Not being a Washington insider, I don't know how employment at CIA headquarters works. But, it occurs to me that either everybody who pulls into the CIA employee parking lot every day is done as a secret agent, or certain people like Valerie Plame must have some kind of Maxwell Smart secret entrance a mile away from the front door.
And that seems to be the problem with government; after the Soviet Union folded, the CIA had a surplus of secret agents who look like Russians, or at least could blend into a Russian area.
Instead of retiring the surplus, we kept them on the payroll; how much value does a blonde caucasian woman have as a secret agent in the Middle East?
Are you suggesting that Plame should have been fired because Aldrich Ames revealed her identity?
#376, very funny her Husband has the same doofus expressions and hang dog look as Maxwell (agent 86) Smart. She could be a spy in Germany,France, or countries that have a large Muslim Population that have converted some Caucasians to their beliefs.

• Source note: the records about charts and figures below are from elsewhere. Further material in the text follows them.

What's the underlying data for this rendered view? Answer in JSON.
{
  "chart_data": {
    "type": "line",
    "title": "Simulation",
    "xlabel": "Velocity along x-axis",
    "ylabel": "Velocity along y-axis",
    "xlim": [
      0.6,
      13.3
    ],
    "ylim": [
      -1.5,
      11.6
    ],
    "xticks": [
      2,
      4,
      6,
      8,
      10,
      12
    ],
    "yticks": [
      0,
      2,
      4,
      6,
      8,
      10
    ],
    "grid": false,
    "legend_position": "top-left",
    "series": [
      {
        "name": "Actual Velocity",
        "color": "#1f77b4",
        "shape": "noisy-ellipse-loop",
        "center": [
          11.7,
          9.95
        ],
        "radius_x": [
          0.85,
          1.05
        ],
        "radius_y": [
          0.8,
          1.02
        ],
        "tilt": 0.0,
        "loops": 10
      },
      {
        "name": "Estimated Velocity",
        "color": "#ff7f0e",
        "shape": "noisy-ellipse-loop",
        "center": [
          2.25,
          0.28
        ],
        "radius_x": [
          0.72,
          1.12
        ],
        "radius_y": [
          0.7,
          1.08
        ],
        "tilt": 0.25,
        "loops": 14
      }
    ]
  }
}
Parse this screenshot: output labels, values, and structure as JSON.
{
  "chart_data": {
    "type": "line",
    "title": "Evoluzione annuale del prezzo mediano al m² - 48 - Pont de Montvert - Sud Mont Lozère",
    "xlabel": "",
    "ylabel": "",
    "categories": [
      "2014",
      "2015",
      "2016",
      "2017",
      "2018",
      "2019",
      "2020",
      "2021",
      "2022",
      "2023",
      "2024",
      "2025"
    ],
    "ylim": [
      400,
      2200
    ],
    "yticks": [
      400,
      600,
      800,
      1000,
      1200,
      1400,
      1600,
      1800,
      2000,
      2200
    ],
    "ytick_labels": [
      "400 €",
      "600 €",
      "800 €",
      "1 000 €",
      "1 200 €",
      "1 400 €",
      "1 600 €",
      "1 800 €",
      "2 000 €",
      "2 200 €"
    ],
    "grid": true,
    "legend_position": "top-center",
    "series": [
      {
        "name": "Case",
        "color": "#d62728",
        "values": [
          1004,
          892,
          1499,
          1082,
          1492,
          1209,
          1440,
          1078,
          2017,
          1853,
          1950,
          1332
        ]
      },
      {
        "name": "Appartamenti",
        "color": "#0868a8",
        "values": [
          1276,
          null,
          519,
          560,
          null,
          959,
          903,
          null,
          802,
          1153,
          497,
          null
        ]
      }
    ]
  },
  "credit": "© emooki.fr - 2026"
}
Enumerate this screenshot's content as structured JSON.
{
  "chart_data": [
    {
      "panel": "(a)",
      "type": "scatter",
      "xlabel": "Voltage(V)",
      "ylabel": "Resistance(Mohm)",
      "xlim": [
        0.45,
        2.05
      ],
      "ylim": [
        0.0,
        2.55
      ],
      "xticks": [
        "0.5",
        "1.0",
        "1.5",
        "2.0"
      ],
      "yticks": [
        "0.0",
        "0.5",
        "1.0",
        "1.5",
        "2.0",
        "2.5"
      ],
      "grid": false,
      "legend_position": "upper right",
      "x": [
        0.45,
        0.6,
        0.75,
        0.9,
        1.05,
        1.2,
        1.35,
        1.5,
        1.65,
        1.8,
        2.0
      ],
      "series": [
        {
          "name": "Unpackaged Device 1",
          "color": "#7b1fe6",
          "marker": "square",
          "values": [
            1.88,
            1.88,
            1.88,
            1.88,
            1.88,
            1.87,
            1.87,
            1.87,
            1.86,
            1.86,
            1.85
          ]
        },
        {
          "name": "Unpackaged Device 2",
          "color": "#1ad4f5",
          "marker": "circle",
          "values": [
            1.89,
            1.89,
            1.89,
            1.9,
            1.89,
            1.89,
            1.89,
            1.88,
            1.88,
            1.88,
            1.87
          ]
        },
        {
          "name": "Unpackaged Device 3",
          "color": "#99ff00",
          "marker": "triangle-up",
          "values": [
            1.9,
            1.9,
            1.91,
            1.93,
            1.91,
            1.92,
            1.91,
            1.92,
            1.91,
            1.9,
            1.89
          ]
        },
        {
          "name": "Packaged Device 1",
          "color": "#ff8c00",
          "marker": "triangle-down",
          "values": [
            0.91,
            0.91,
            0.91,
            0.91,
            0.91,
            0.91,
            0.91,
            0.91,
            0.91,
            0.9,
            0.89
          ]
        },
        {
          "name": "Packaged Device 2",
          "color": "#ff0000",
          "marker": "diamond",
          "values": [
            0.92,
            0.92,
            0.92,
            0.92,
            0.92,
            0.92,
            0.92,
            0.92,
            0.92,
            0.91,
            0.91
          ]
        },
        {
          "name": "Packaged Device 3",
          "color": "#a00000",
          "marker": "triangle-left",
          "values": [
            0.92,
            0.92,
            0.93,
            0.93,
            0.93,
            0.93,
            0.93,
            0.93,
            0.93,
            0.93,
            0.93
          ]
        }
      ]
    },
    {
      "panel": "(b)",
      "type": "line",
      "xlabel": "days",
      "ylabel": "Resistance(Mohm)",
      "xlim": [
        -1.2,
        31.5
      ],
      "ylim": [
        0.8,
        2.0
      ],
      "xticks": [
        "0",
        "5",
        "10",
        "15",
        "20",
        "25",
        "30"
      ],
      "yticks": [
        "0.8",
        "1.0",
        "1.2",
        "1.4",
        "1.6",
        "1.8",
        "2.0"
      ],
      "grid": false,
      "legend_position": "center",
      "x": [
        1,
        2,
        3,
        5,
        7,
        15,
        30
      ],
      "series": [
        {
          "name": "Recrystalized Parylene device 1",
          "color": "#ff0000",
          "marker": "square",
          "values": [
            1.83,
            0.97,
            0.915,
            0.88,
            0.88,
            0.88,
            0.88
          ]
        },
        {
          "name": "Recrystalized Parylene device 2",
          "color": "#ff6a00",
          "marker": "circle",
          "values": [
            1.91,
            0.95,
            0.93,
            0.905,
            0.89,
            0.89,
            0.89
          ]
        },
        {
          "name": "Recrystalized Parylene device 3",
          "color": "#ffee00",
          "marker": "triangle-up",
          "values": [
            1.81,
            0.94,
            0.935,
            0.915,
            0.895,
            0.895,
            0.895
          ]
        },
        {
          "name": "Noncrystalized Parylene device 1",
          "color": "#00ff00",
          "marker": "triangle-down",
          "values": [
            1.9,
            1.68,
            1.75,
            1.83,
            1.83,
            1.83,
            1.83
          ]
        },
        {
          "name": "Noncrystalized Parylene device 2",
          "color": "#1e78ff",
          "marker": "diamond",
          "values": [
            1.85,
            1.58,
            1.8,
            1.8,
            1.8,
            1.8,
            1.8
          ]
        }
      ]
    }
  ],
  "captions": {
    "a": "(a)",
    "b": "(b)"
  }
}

My wife's uncle was CIA, a senior "crippy" who had served overseas in various embassies until Philip Agee published his name, along with several hundred others, and he was permanenetly barred from duty overseas. From then he served in Langley until he took an early retirement, then went back doing the same job as an EDS contracter (they call it "double dipping"). He finally retired when the agency decided to switch over communications to Lotus Notes. He refused to learn yet another new system <g>
While he was an agency employee he had to have a cover job, even after his ID had been "blown" by Agee. His cover was that he was not a crippy for the CIA. No, he was a crippy for the Pentagon. Brilliant!
He actually had an "office" at the Pentagon (it was really a broom closet). He once had to lead some visiting friends past the Pentagon "on his way to work" to keep his cover intact, then explain to the Pentagon guard why he was pulling into the parking lot but really didn't want to stay. Langley was the other direction from his home, but he had to maintain his oh so convincing and useful cover.